24 February: (the rescue of McClure continued)
Pim’s greeting may seem rather odd…until you know a bit more about the history between Kellett and McClure. Pim had been serving under Kellett on HMS Herald, surveying the Pacific coasts of North and South America. When Kellett became one of the very first officers sent by the Admiralty to look for the Franklin Expedition in 1848, and was ordered to head north, to what would become Alaska, Pim was still serving onboard Herald. A year later Pim was present when McClure, on Investigator, charged headlong into the Canadian Arctic alone, against Kellett’s advice and without the companionship of his superior officer, Collinson (on Enterprise). Talk about McClure probably ran through the men on Herald and it was, most likely, uncomplimentary (to say it mildly).
Pim, though on a mission to rescue as many of the Investigators as possible, seemingly could not resist letting McClure know, right off the bat, that he had the measure of the man…and knew about the shenanigans McClure had pulled to get his ship into the Arctic unaccompanied. If all McClure had been interested in was the glory of discovering either Franklin or the Northwest Passage, Pim was letting him know that he knew McClure was now paying for that glory, as were all of McClure’s men. In my manuscript I wrote:
“[After ignoring Kellett’s advice, and…] By hurrying on in this impulsive and precipitous manner, the ambitious McClure achieved independent command for his Arctic search, while trying to lay on Kellett’s shoulders any blame for negative consequences. McClure effectively split Collinson’s two-ship expedition into two one-ship expeditions, thereby putting all the Investigators and Enterprises in greater danger.”

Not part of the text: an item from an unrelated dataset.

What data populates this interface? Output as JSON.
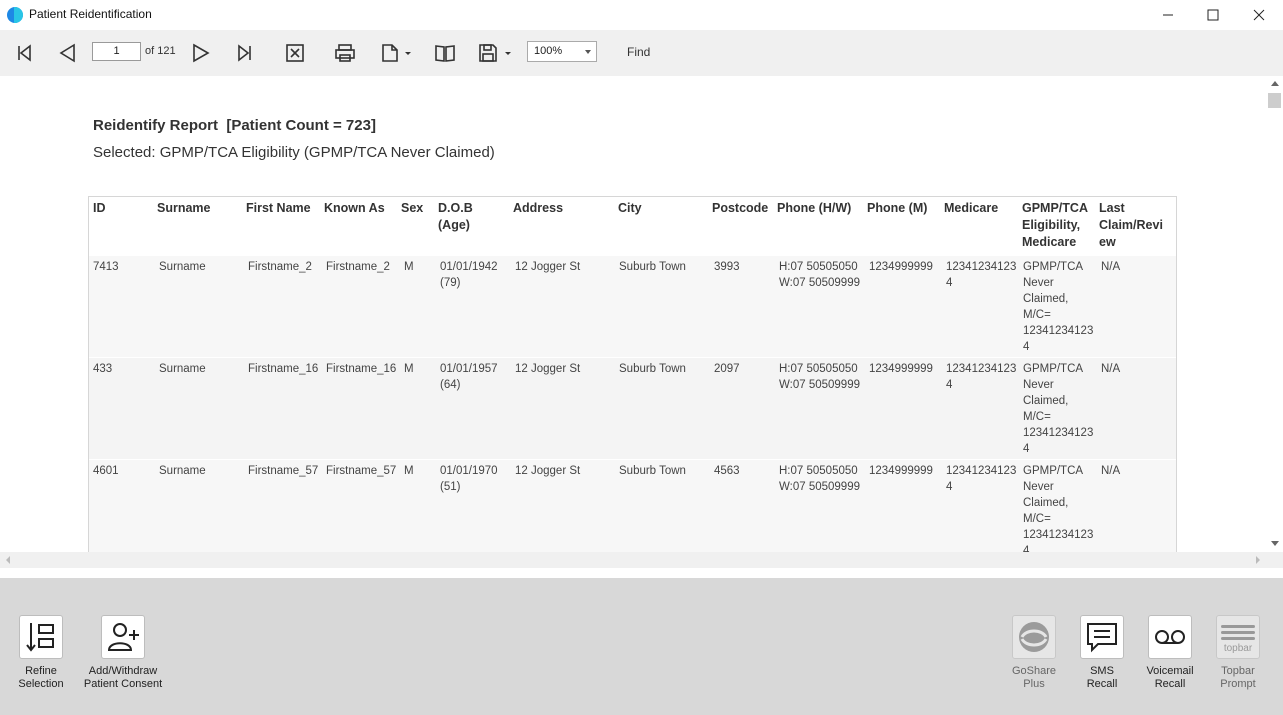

After all the Resolutes arrived at the Investigator: “Shocked at the Investigators’ conditions, the Resolutes watched them draw lots for the evening meal, which consisted of a pannikin of tea and a very small biscuit. Seeing this ‘…their manly cheeks became moistened with tears.’ The following morning Pim was equally shocked at the meagre fare the Investigators shared for breakfast: merely a weak cup of cocoa without sugar and a moiety of bread…
‘…his feelings overcame him; he rushed to his sledge…brought a large piece of bacon, placed it before us, and gave us the only breakfast we had known for many a long day.’
This reaction so touched Armstrong [McClure’s surgeon] he subsequently wrote: ‘The remembrance of this, and his other acts of kindness to us then, will I hope, never be effaced from our recollection.’
“Pim conveyed Kellett’s order for a medical report on the Investigators’ health which Domville had to take immediately to Resolute, unless the Investigators needed urgent medical care. Pim’s instructions were to request McClure’s intended movements, quantity of provisions, and any information he had about Enterprise. Since Domville wasn’t there, McClure compiled the medical report himself with his own spin. Armstrong, Investigator’s surgeon, noted in his journal McClure never asked him to corroborate anything, and only learned Kellett had requested a medical report after he was home and read the Parliamentary Papers…
During the few days Pim remained onboard he helped however he could. He also shared the major world events of the past three years, and the Investigators devoured every detail. Extremely reluctant to admit he needed Kellett’s help, McClure had spun the tall tale he had intended to continue searching eastward. To support this fiction he continued having his weakest men prepare their sledges. The only impact Pim’s arrival had was on their destination, McClure sent them on their own to Resolute instead of the eastern Arctic. He also ordered the Investigators remaining onboard to stay on starvation rations, even though their rescue was at hand. To do otherwise his fiction would fall.”